Eventually, mostly through trial and error, I used String’s get method to do what I wanted:

let head = match mashed_word.get(0..i) {
    Some(head) => head,
    None => continue,
};

and similarly:

let tail = match mashed_word.get(i..mashed_word.len()) {
    Some(tail) => tail,
    None => continue,
};

What’s a little strange to me is that: OK, when the get returns a None we continue the for loop to the next i (byte). What I was worried would happen in that that skip would mean we’d never get a real ‘é’ in the head or tail variable. We’d only get the second byte – which would be some other character – maybe a plain old ‘e’. But that doesn’t seem to the be the case.

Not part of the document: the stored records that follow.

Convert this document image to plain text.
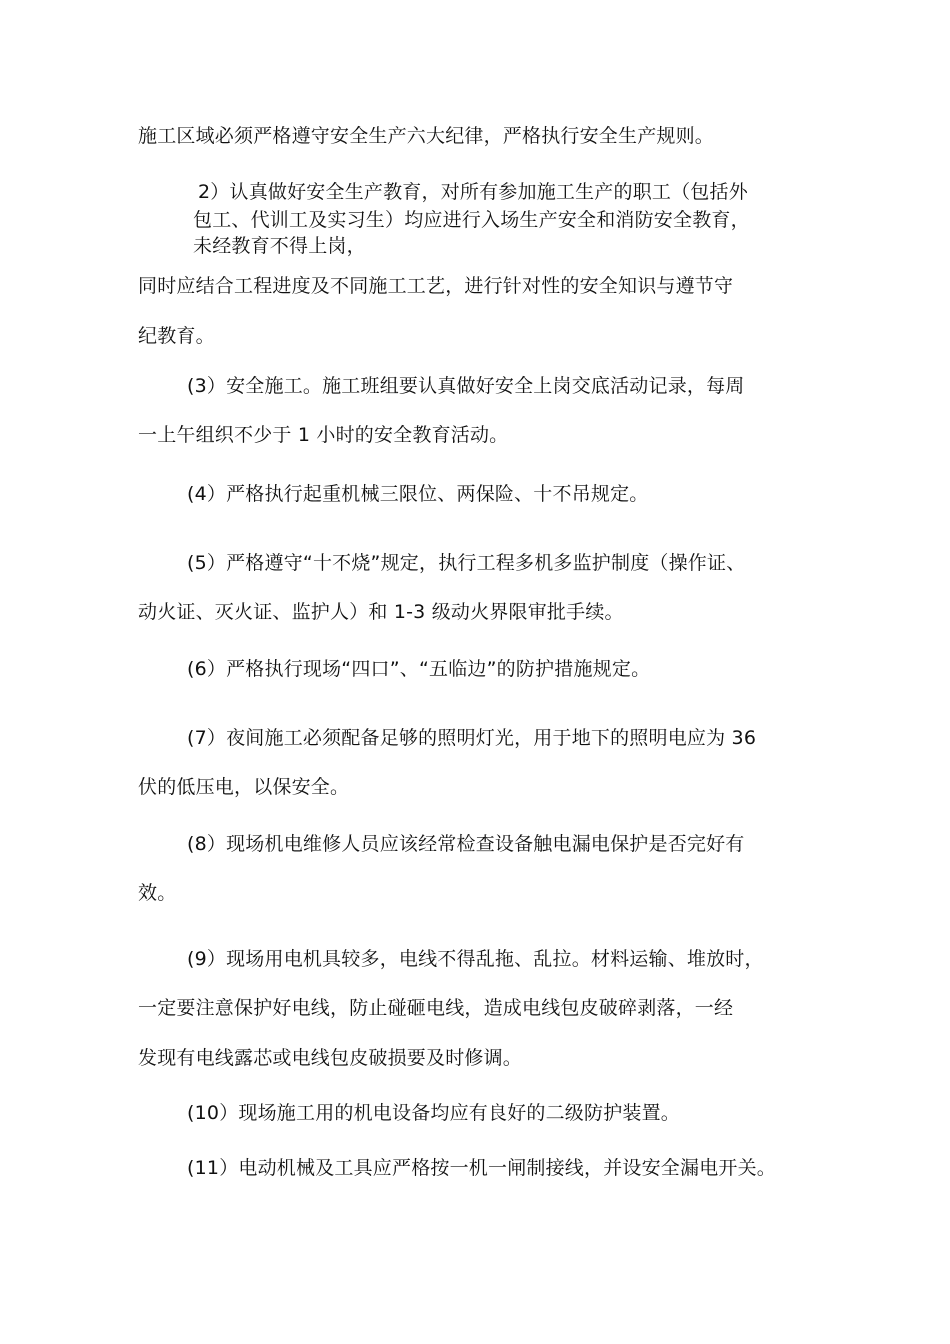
施工区域必须严格遵守安全生产六大纪律，严格执行安全生产规则。
2）认真做好安全生产教育，对所有参加施工生产的职工（包括外
包工、代训工及实习生）均应进行入场生产安全和消防安全教育，
未经教育不得上岗，
同时应结合工程进度及不同施工工艺，进行针对性的安全知识与遵节守
纪教育。
(3）安全施工。施工班组要认真做好安全上岗交底活动记录，每周
一上午组织不少于 1 小时的安全教育活动。
(4）严格执行起重机械三限位、两保险、十不吊规定。
(5）严格遵守“十不烧”规定，执行工程多机多监护制度（操作证、
动火证、灭火证、监护人）和 1-3 级动火界限审批手续。
(6）严格执行现场“四口”、“五临边”的防护措施规定。
(7）夜间施工必须配备足够的照明灯光，用于地下的照明电应为 36
伏的低压电，以保安全。
(8）现场机电维修人员应该经常检查设备触电漏电保护是否完好有
效。
(9）现场用电机具较多，电线不得乱拖、乱拉。材料运输、堆放时，
一定要注意保护好电线，防止碰砸电线，造成电线包皮破碎剥落，一经
发现有电线露芯或电线包皮破损要及时修调。
(10）现场施工用的机电设备均应有良好的二级防护装置。
(11）电动机械及工具应严格按一机一闸制接线，并设安全漏电开关。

Here’s the test I wrote to convince me this approach was sound.

#[test]
fn can_find_unsafe_words_with_accents() {
    let word_list = [
        "cliché", "éspirit", "spirit", "pass", "passé", "dog", "meal", "equality", "quality",
    ]
    .iter()
    .map(|&s| s.to_owned())
    .collect();
    let mut unsafe_words_contenders = find_unsafe_words(&word_list, false);
    unsafe_words_contenders.sort_by(|a, b| a.root_word.cmp(&b.root_word));
    let contenders_should_find = vec![
        Contenders {
            root_word: "pass".to_string(),
            second_word: "éspirit".to_string(),
            head: "passé".to_string(),
            tail: "spirit".to_string(),
        },
        Contenders {
            root_word: "passé".to_string(),
            second_word: "spirit".to_string(),
            head: "pass".to_string(),
            tail: "éspirit".to_string(),
        },
    ];
    assert_eq!(unsafe_words_contenders, contenders_should_find);
}

which, thankfully, passes! We can see ‘é’ is not treated like ‘e’ because [passequality] is not in the resulting Vector of Contenders.

A general solution for iterating through Strings in Rust?

I don’t have a grand general solution for iterating through Strings like mashed_word at this point. But I did learn to write test for accented characters, and be wary of assuming each character is one byte.